The government's move to re-impose restrictions comes as the Harvard Law School in the US called for an inquiry into 15 years of abuses in Myanmar, like
those conducted into atrocities in Darfur, Rwanda and Yugoslavia.
In a report released on Wednesday, the US college said that human rights abuses in Myanmar, "strongly suggest Burma's military regime may be committing crimes against humanity and war crimes prosecutable under international law".
The report by five prominent international jurists came as Myanmar's govermment faces widespread condemnation for putting Aung San Suu Kyi on trial for breaking the terms of her house arrest after an American intruder was arrested for spending two days at her lakeside home in Yangon.
Meanwhile, a smiling, healthy-looking Aung San Suu Kyi had thanked diplomats for coming to the trial on Wednesday and said she hoped to meet them again in "better days."
The authorities allowed one diplomat from each of the 30 foreign embassies in Yangon to attend the courtroom, while Aung San Suu Kyi later held a separate meeting with envoys from Thailand, Singapore and Russia.
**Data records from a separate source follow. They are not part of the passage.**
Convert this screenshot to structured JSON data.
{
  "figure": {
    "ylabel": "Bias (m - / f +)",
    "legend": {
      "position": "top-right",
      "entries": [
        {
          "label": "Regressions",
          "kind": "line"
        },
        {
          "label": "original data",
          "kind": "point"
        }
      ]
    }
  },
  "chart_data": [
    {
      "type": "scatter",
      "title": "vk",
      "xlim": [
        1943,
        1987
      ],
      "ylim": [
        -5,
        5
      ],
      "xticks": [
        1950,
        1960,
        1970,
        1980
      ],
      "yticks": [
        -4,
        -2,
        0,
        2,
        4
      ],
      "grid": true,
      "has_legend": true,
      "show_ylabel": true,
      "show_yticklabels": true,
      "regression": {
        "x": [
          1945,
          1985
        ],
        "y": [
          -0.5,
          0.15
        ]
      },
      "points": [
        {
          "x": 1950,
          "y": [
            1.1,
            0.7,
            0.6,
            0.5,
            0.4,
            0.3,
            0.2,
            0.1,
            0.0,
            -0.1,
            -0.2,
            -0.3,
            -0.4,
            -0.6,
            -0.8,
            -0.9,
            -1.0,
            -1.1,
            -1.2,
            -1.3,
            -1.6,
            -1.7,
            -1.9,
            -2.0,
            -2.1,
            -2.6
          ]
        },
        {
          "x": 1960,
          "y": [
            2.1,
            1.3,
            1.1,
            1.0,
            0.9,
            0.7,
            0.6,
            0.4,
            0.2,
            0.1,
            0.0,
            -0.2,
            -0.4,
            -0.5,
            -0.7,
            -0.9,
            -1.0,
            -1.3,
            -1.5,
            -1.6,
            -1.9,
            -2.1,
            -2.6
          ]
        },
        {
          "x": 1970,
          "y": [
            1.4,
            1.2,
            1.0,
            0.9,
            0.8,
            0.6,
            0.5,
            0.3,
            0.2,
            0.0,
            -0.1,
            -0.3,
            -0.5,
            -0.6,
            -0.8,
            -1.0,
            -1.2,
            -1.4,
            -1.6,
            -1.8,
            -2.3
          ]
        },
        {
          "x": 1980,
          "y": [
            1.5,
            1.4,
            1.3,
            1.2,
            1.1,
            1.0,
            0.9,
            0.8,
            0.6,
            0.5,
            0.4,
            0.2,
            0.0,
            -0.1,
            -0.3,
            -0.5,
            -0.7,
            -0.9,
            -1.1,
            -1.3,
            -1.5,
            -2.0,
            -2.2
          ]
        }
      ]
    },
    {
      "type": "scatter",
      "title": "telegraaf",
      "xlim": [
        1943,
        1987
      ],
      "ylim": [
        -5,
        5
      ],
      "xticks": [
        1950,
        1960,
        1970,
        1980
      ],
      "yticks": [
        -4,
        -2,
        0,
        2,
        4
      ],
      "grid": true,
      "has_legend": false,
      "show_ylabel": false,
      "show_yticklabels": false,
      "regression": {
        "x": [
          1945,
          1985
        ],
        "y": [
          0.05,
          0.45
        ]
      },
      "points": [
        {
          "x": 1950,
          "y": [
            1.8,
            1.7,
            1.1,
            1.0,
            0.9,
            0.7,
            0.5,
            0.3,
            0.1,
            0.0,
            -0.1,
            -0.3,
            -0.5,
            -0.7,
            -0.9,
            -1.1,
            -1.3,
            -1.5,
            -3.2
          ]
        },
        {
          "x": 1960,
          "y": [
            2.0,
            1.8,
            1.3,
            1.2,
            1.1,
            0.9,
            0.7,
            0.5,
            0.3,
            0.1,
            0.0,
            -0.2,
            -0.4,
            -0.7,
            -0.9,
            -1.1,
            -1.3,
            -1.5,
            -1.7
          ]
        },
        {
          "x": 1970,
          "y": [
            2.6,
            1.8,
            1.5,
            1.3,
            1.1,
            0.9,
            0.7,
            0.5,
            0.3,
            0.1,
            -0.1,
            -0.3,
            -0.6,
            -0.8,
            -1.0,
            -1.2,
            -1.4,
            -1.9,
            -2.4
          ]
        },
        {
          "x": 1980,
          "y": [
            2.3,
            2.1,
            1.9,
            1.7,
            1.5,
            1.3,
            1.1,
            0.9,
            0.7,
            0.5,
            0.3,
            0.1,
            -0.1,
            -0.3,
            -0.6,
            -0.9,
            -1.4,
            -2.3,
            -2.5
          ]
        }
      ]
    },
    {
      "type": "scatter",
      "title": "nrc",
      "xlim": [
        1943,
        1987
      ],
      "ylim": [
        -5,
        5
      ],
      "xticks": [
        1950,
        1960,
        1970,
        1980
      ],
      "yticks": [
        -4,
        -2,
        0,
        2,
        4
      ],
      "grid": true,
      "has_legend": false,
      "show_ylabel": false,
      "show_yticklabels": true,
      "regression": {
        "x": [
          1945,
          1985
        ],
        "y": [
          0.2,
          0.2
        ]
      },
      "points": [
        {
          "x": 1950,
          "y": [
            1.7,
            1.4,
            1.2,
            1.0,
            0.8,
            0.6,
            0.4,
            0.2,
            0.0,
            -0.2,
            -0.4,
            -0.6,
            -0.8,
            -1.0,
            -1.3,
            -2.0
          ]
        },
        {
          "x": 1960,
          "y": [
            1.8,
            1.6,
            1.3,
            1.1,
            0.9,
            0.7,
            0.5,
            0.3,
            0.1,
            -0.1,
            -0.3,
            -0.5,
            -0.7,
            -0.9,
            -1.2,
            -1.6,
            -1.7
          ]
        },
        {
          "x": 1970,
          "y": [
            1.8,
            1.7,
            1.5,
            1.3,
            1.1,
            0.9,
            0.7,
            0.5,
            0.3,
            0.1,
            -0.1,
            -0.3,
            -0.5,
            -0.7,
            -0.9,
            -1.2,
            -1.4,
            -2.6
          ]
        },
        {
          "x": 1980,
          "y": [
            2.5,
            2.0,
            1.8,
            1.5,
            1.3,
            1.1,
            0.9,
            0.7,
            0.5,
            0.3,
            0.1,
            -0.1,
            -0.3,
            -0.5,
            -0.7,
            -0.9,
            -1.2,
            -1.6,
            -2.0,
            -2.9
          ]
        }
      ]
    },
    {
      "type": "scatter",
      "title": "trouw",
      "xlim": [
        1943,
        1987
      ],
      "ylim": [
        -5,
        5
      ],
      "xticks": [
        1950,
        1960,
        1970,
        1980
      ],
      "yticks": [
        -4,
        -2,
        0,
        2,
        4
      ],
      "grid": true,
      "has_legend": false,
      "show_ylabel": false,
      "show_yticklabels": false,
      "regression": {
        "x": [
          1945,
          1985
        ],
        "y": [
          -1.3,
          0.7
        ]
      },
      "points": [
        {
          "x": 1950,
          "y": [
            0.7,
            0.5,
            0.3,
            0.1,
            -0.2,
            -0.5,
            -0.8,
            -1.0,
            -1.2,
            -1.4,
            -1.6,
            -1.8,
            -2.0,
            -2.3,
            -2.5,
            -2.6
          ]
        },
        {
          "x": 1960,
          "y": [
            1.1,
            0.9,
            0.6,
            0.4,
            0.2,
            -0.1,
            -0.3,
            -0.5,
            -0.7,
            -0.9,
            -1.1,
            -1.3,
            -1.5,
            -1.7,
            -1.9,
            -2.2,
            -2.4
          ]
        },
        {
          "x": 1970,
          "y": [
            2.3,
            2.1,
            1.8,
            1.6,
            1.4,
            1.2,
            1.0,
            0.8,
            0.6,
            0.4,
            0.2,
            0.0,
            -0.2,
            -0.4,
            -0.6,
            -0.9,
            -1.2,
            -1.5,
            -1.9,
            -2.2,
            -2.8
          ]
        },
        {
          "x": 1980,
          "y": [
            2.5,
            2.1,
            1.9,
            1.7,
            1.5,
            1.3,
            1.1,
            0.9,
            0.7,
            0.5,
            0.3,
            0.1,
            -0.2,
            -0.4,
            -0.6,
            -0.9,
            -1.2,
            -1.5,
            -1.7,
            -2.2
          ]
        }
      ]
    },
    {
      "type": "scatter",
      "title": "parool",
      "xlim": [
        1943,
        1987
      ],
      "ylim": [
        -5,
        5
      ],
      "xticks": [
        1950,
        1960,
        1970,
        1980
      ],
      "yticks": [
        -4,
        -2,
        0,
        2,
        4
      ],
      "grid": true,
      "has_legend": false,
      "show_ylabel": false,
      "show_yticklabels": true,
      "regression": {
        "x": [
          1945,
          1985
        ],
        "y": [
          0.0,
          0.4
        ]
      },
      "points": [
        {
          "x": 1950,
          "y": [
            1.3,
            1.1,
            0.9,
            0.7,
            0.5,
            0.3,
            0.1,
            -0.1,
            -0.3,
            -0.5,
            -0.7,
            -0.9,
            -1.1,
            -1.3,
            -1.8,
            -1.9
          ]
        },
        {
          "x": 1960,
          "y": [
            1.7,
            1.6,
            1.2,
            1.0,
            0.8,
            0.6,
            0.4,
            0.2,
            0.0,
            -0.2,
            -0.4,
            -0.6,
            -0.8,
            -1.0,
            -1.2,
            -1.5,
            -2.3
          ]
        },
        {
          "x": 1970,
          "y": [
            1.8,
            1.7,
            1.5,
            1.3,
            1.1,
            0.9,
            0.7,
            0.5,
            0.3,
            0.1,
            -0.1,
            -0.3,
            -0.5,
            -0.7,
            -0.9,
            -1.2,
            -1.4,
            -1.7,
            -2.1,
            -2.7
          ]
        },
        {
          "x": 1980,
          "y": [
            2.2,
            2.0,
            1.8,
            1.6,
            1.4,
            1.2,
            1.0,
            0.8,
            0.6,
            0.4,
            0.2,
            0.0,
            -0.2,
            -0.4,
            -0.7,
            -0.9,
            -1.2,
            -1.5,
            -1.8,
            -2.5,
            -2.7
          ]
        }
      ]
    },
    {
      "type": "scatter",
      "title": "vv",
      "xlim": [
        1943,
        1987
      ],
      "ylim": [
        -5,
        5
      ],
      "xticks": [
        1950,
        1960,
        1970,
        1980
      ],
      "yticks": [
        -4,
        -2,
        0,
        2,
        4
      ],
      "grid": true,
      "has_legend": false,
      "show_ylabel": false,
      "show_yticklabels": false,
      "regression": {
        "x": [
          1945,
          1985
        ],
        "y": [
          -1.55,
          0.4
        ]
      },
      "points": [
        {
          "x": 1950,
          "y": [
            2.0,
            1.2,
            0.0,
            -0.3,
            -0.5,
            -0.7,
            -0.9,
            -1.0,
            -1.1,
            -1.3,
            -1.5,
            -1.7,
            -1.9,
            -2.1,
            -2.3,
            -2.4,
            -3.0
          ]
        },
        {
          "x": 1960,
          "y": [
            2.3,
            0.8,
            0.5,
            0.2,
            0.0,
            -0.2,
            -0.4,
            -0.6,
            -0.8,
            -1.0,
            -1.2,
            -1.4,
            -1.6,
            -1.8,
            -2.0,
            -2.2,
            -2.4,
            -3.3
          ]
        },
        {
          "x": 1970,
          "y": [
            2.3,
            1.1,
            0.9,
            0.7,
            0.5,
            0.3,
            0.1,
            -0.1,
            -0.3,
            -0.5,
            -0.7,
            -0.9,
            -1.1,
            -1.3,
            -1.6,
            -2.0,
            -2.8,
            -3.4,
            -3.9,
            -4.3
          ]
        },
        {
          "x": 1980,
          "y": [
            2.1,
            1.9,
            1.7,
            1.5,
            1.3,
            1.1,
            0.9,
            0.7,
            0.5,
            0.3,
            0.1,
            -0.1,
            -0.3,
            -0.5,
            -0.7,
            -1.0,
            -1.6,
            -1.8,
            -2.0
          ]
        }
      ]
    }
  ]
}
State television showed footage of her striding briskly from a car to the meeting and then talking to the diplomats inside a so-called "guest house".
It is the first moving footage of her for several months.
Aung San Suu Kyi, who has been in detention without trial for more than 13 of the past 19 years, is accused of allowing a visitor to stay at her home without official permission.
The offence is punishable by up to five years imprisonment.
She is standing trial with two female members of her National League for Democracy (NLD) party who live with her, and John Yettaw, a US citizen who triggered the charges by swimming to her property earlier this month and sneaking uninvited into her home.
Supporters had hoped that Aung San Suu Kyi would be freed after her current period of house arrest comes to an end after six consecutive years of detention.
The trial is widely seen as a pretext for the government to keep her in detention during elections the military has scheduled for next year.
The military has said the vote will mark the culmination of what it calls Myanmar's "roadmap to democracy", but critics say it is a strategy for entrenching military control with a veneer of democracy.
Myanmar has been under military rule since 1962.
It last held an election in 1990, but the government refused to recognise the results after a landslide victory by the NLD.